By dense, I think you mean that the closure of the rationals is the set of the real numbers, which is the same as saying that every open interval of R intersects Q. We can do this by means of the decimal representation of a rational number, but I think it's better to take a different approach. Let's show that for every real numbers x < y there is a rational r in (x, y).
To make things simpler, first suppose 0 <= x < y, with y - x >1. Then, there exists a postive integer n - so a rational number - satisfying x < n < y, which proves the assertion for this 1st case.
Now, suppose 0 <= x < y with y - x <=1. By the Archmedian property of the natural numbers, there exists a positive integer n such that n(y - x) = ny - nx > 1. By the previous conclusion, there exists a positive integer m such that
nx < m < ny => x < m/n < y. So, m/n is a rational in (x, y).
Finally, suppose x < y are any real numbers. There exists
a rational r1 such that 0 < r1 + x < r1 + y. From what we have seen, there exists a rational r2 such that
r1 + x < r2 < r1 + y => x < r2 - r1 < y.
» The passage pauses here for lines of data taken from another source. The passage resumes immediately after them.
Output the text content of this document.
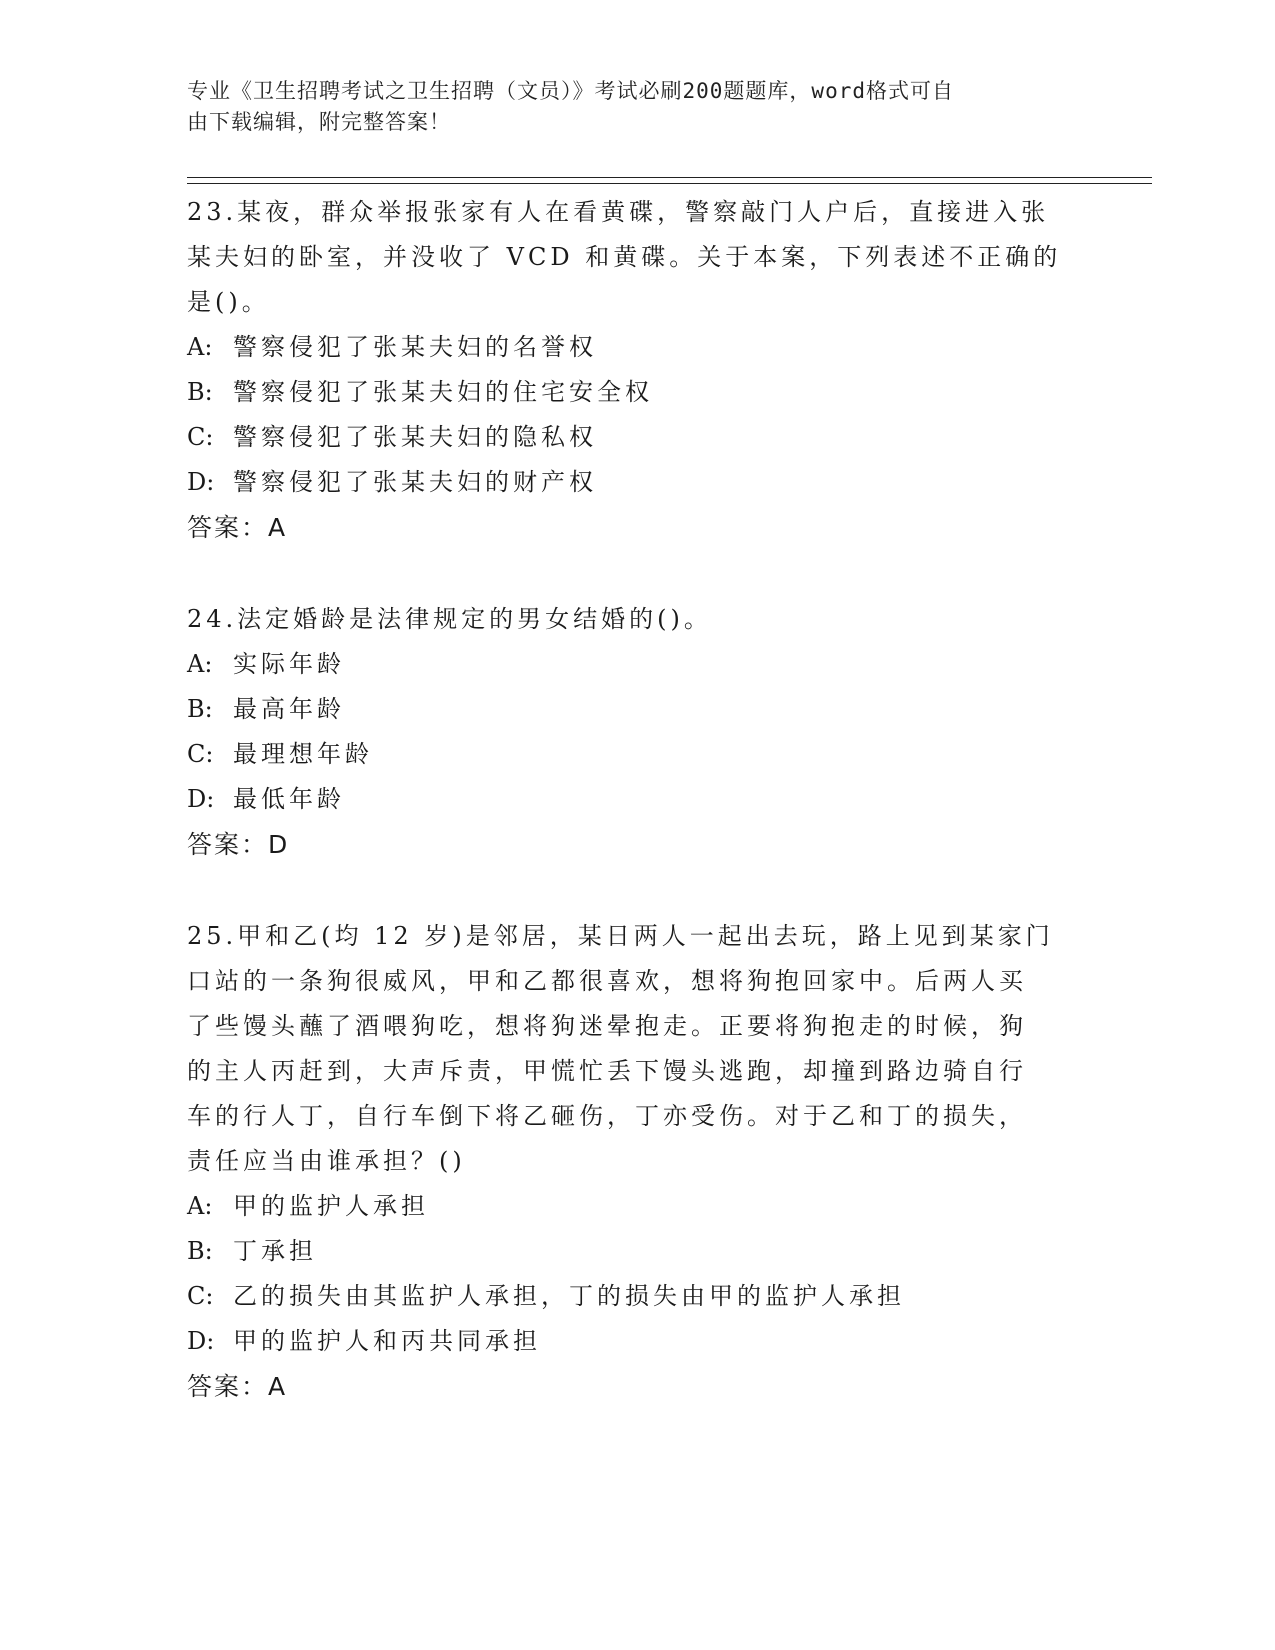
专业《卫生招聘考试之卫生招聘（文员）》考试必刷200题题库，word格式可自
由下载编辑，附完整答案！

23.某夜，群众举报张家有人在看黄碟，警察敲门人户后，直接进入张

某夫妇的卧室，并没收了 VCD 和黄碟。关于本案，下列表述不正确的

是()。

A: 警察侵犯了张某夫妇的名誉权
B: 警察侵犯了张某夫妇的住宅安全权
C: 警察侵犯了张某夫妇的隐私权
D: 警察侵犯了张某夫妇的财产权

答案：A

24.法定婚龄是法律规定的男女结婚的()。

A: 实际年龄
B: 最高年龄
C: 最理想年龄
D: 最低年龄

答案：D

25.甲和乙(均 12 岁)是邻居，某日两人一起出去玩，路上见到某家门

口站的一条狗很威风，甲和乙都很喜欢，想将狗抱回家中。后两人买

了些馒头蘸了酒喂狗吃，想将狗迷晕抱走。正要将狗抱走的时候，狗

的主人丙赶到，大声斥责，甲慌忙丢下馒头逃跑，却撞到路边骑自行

车的行人丁，自行车倒下将乙砸伤，丁亦受伤。对于乙和丁的损失，

责任应当由谁承担？()

A: 甲的监护人承担
B: 丁承担
C: 乙的损失由其监护人承担，丁的损失由甲的监护人承担
D: 甲的监护人和丙共同承担

答案：A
So, r2 - r1 is a rational in (x, y).
The proof is now complete.
This can also be done based on the construction of the set of real numbers from the rationals. One approach is based on Cauchy sequences. In this approach, a real number is defined as the limit of a Cauchy sequence, which makes the conclusuion automatic.
Anoter approach is by means of Dedekind's cuts.